# ECSE 506: Stochastic Control and Decision Theory

## Aditya Mahajan

Winter 2022

### About | Lectures | Notes | Coursework

# 1 Preliminaries

## 1.1 Lipschitz continuous functions

Given two metric spaces \((\ALPHABET X, d_X)\) and \((\ALPHABET Y, d_Y)\), the Lipschitz constant of function \(f \colon \ALPHABET X \to \ALPHABET Y\) is defined by \[ \| f\|_{L} = \sup_{x_1 \neq x_2}
\left\{ \frac{ d_Y(f(x_1), f(x_2)) } { d_X(x_1, x_2) } :
x_1, x_2 \in \ALPHABET X \right\} \in [0, ∞]. \] The function is called *Lipschitz continuous* if its Lipschitz constant is finite.

Intuitively, a Lipschitz continuous function is limited by how fast it can change. For example, the following image from Wikipedia shows that for a Lipschitz continuous function, there exists a double cone (white) whose origin can be moved along the graph so that the whole graph always stays outside the double cone.

Let \(\ALPHABET U\) be an arbitrary set. A function \(f \colon \ALPHABET X × \ALPHABET U \to \ALPHABET Y\) is said to be *uniformly Lipschitz* in \(u\) if \[ \sup_{u \in \ALPHABET U} \| f(\cdot, u) \|_L =
\sup_{u \in \ALPHABET U} \sup_{x_1 \neq x_2}
\dfrac{ d_Y(f(x_1,u), f(x_2, u)) }{ d_X(x_1, x_2) } < ∞. \]

## 1.2 Some examples

A function \(f \colon \reals \to \reals\) is Lipschitz continuous if and only if it has bounded first derivative. The Lipschitz constant of such a function is equal to the maximum absolute value of the derivative.

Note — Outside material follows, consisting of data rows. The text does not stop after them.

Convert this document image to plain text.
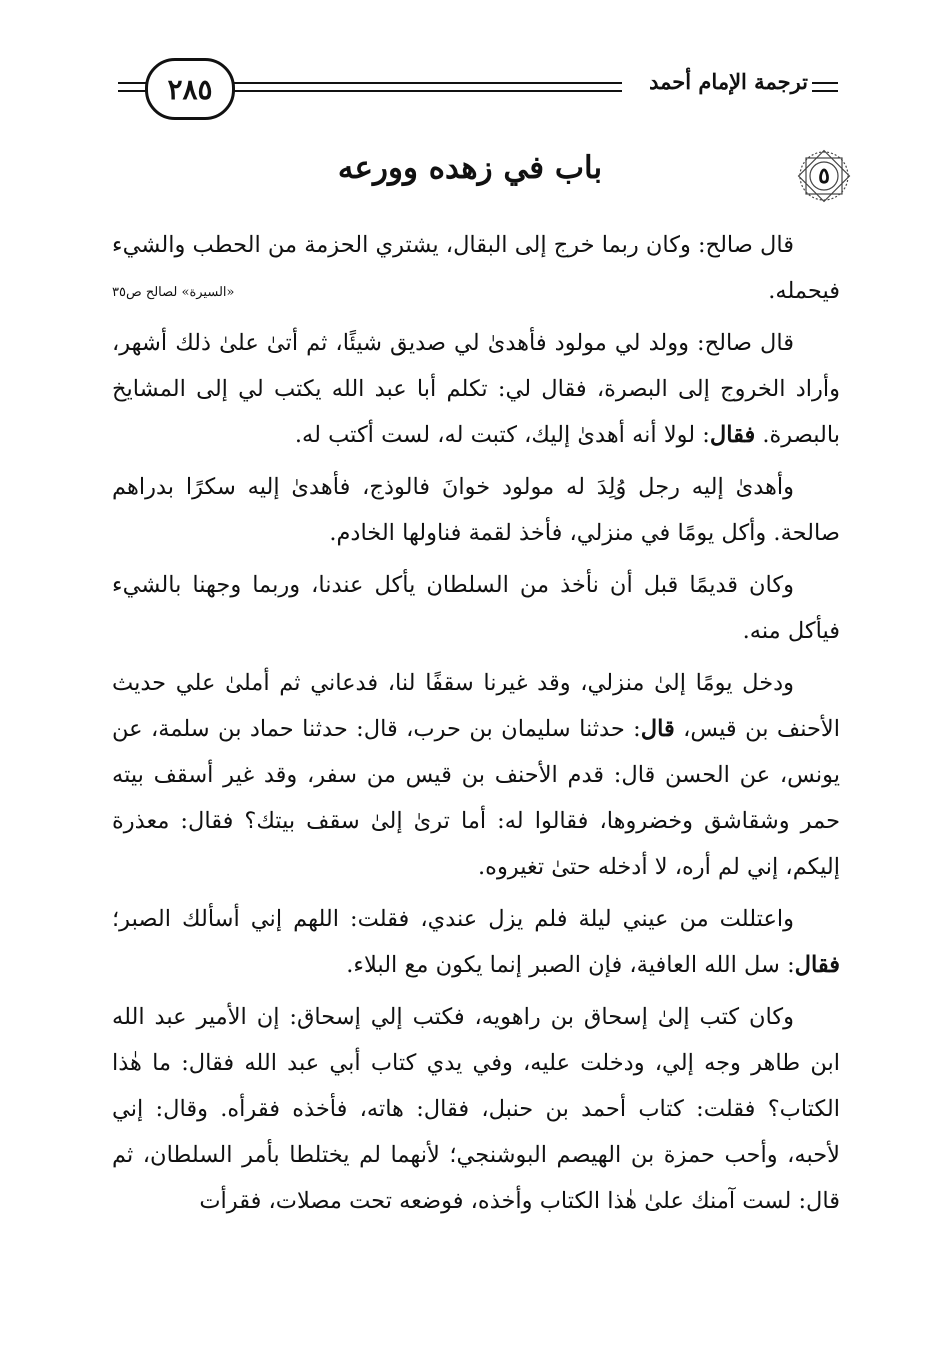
٢٨٥	ترجمة الإمام أحمد
٥
باب في زهده وورعه

قال صالح: وكان ربما خرج إلى البقال، يشتري الحزمة من الحطب والشيء فيحمله.
«السيرة» لصالح ص٣٥

قال صالح: وولد لي مولود فأهدىٰ لي صديق شيئًا، ثم أتىٰ علىٰ ذلك أشهر، وأراد الخروج إلى البصرة، فقال لي: تكلم أبا عبد الله يكتب لي إلى المشايخ بالبصرة. فقال: لولا أنه أهدىٰ إليك، كتبت له، لست أكتب له.

وأهدىٰ إليه رجل وُلِدَ له مولود خوانَ فالوذج، فأهدىٰ إليه سكرًا بدراهم صالحة. وأكل يومًا في منزلي، فأخذ لقمة فناولها الخادم.

وكان قديمًا قبل أن نأخذ من السلطان يأكل عندنا، وربما وجهنا بالشيء فيأكل منه.

ودخل يومًا إلىٰ منزلي، وقد غيرنا سقفًا لنا، فدعاني ثم أملىٰ علي حديث الأحنف بن قيس، قال: حدثنا سليمان بن حرب، قال: حدثنا حماد بن سلمة، عن يونس، عن الحسن قال: قدم الأحنف بن قيس من سفر، وقد غير أسقف بيته حمر وشقاشق وخضروها، فقالوا له: أما ترىٰ إلىٰ سقف بيتك؟ فقال: معذرة إليكم، إني لم أره، لا أدخله حتىٰ تغيروه.

واعتللت من عيني ليلة فلم يزل عندي، فقلت: اللهم إني أسألك الصبر؛ فقال: سل الله العافية، فإن الصبر إنما يكون مع البلاء.

وكان كتب إلىٰ إسحاق بن راهويه، فكتب إلي إسحاق: إن الأمير عبد الله ابن طاهر وجه إلي، ودخلت عليه، وفي يدي كتاب أبي عبد الله فقال: ما هٰذا الكتاب؟ فقلت: كتاب أحمد بن حنبل، فقال: هاته، فأخذه فقرأه. وقال: إني لأحبه، وأحب حمزة بن الهيصم البوشنجي؛ لأنهما لم يختلطا بأمر السلطان، ثم قال: لست آمنك علىٰ هٰذا الكتاب وأخذه، فوضعه تحت مصلات، فقرأت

Here are some examples of Lipschitz continuous functions:

The function \(f(x) = \sqrt{x^2 + 1}\) defined over \(\reals\) is Lipschitz continuous because it is everywhere differentiable and the maximum value of the derivative is \(L = 1\).

The function \(f(x) = |x|\) defined over \(\reals\) is Lipschitz continuous with Lipschitz constant equal to \(1\). Note that this function is continuous but not differentiable.

The function \(f(x) = x + \sin x\) defined over \(\reals\) is Lipschitz continuous with a Lipschitz constant equal to \(1\).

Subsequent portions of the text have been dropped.